Partial Uncertainty Modeling: Epistemic uncertainty is frequently omitted or limited to the detection heads or backbone. Extending uncertainty quantification to the fusion head, employing Bayesian weights or deep ensembles, or considering uncertainty mass across all stages (as in subjective logic fusion) are active research topics (Yang et al., 11 Oct 2024).
Uncalibrated Uncertainty Measures: Modality-dependent confidence scales are not directly comparable. Approaches such as normalized deviation ratios (Lou et al., 2023) and learned Dirichlet fusion (Yang et al., 11 Oct 2024) partially address this, but cross-dataset calibration remains challenging.
Failure to Salvage Missed Detections: If one modality entirely fails to propose an object, late decision-level fusion cannot rescue the detection (Yang et al., 11 Oct 2024).

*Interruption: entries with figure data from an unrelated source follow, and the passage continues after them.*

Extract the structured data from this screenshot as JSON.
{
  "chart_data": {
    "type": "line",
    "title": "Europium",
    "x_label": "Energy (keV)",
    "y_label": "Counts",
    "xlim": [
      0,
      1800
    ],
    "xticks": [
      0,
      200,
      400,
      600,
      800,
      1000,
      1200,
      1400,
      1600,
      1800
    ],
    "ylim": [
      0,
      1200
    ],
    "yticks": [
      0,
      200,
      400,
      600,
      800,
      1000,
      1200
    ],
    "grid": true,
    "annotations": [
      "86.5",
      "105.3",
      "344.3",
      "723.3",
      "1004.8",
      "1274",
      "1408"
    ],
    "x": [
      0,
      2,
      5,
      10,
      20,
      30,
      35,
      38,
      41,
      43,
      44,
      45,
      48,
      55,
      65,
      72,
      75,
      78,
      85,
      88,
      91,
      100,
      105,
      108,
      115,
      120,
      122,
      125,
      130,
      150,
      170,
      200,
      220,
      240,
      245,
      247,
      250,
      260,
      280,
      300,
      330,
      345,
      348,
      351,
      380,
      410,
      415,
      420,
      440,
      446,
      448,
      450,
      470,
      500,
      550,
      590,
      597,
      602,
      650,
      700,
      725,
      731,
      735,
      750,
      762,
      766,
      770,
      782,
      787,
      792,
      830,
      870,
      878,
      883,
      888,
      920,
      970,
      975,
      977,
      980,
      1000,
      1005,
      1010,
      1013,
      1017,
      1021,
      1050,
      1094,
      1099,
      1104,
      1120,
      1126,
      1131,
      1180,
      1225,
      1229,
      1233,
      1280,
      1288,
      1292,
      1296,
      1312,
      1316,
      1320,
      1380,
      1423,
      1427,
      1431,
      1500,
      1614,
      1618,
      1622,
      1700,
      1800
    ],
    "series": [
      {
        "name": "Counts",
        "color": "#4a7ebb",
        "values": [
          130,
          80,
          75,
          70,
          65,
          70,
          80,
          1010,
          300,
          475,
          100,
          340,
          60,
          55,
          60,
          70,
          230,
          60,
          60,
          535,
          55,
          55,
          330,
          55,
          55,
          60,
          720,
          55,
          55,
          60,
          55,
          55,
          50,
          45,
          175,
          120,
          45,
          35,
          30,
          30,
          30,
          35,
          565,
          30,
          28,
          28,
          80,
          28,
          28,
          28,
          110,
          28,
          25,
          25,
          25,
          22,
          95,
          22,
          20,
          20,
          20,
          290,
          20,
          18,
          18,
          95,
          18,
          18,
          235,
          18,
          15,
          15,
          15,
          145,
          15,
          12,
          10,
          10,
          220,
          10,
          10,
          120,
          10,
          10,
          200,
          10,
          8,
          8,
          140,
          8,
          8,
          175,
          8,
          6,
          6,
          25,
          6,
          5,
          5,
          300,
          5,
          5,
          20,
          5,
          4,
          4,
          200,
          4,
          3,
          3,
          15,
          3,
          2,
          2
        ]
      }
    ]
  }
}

Scalability to multi-class detection, adaptation to new sensor types (radar, ultrasonic, event cameras), and integration with end-to-end planning systems represent future directions.

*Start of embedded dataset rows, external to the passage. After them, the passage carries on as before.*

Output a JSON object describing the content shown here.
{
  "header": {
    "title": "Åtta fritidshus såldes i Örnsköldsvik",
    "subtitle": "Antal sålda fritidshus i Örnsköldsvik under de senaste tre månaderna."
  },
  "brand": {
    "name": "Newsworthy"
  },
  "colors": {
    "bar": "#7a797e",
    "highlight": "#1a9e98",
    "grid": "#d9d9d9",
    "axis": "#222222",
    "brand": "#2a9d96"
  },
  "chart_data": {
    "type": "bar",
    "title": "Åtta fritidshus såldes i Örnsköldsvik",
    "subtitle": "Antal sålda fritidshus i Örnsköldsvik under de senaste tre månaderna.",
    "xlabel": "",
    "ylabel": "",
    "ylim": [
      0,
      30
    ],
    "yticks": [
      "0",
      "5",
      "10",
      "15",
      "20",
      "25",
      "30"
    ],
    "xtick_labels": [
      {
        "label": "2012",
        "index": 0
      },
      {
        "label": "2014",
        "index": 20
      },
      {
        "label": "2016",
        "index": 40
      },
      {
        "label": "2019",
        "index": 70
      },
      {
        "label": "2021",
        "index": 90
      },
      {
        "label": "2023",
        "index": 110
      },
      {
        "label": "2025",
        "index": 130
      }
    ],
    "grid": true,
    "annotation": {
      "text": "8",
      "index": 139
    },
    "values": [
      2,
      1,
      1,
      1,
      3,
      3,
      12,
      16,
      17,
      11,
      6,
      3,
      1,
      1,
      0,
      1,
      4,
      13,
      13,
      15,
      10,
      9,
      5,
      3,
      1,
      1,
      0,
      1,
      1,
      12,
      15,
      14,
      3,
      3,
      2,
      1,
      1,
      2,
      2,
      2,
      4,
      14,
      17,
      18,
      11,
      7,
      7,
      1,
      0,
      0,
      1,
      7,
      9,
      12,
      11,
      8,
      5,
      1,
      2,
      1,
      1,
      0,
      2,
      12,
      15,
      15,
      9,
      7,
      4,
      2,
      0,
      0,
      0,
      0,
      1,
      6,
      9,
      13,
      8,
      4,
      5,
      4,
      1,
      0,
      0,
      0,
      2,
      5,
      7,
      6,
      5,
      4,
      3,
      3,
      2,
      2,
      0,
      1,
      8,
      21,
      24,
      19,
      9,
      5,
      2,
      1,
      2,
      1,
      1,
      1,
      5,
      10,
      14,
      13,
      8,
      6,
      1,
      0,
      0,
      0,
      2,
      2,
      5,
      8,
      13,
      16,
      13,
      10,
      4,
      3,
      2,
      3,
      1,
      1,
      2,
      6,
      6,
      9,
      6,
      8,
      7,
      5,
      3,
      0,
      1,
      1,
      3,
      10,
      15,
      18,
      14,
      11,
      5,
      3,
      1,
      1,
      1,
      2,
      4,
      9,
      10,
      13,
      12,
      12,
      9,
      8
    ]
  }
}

7. Summary of Core Approaches and Empirical Results

The following table summarizes major UA-CMDet approaches and their salient characteristics and empirical improvements:

Approach	Fusion Level	Uncertainty Modeled	Key Gains
Two-Stage Probabilistic (LiDAR+RGB) (Feng et al., 2020)	Proposal + Feature	Aleatoric (LiDAR), entropy on classification	+7% AP, +20% robustness to misalignment
Late Dirichlet/Subjective Fusion (Yang et al., 11 Oct 2024)	Output/Score	Evidence theory vacuity, softmax entropy	+13% AP (Easy), 4x uncertainty reduction
Mixture-of-Experts (UMoE) (Lou et al., 2023)	Proposal	Aleatoric, epistemic, normalized deviation	+10 pts AP in harsh weather/attack scenarios
Early Fusion BEV Map (Wirges et al., 2019)	Backbone	Aleatoric + epistemic via MC-Dropout	mAP~82% (Car, KITTI), improved calibration
RGB-IR Oriented Detection (Sun et al., 2020)	Multi-Head	Cross-modal, illumination, annotation-based	+16.1% mAP over RGB-only
Meta-Classifier (YOdar) (Kowol et al., 2020)	Post-Hoc	Confidence, mean/var on radar-slice evidence	+8 pts mAP (night), halved false positives

Each method demonstrates that principled uncertainty modeling and propagation across modalities and fusion stages is crucial for safe and robust vehicle detection in real-world, safety-critical environments.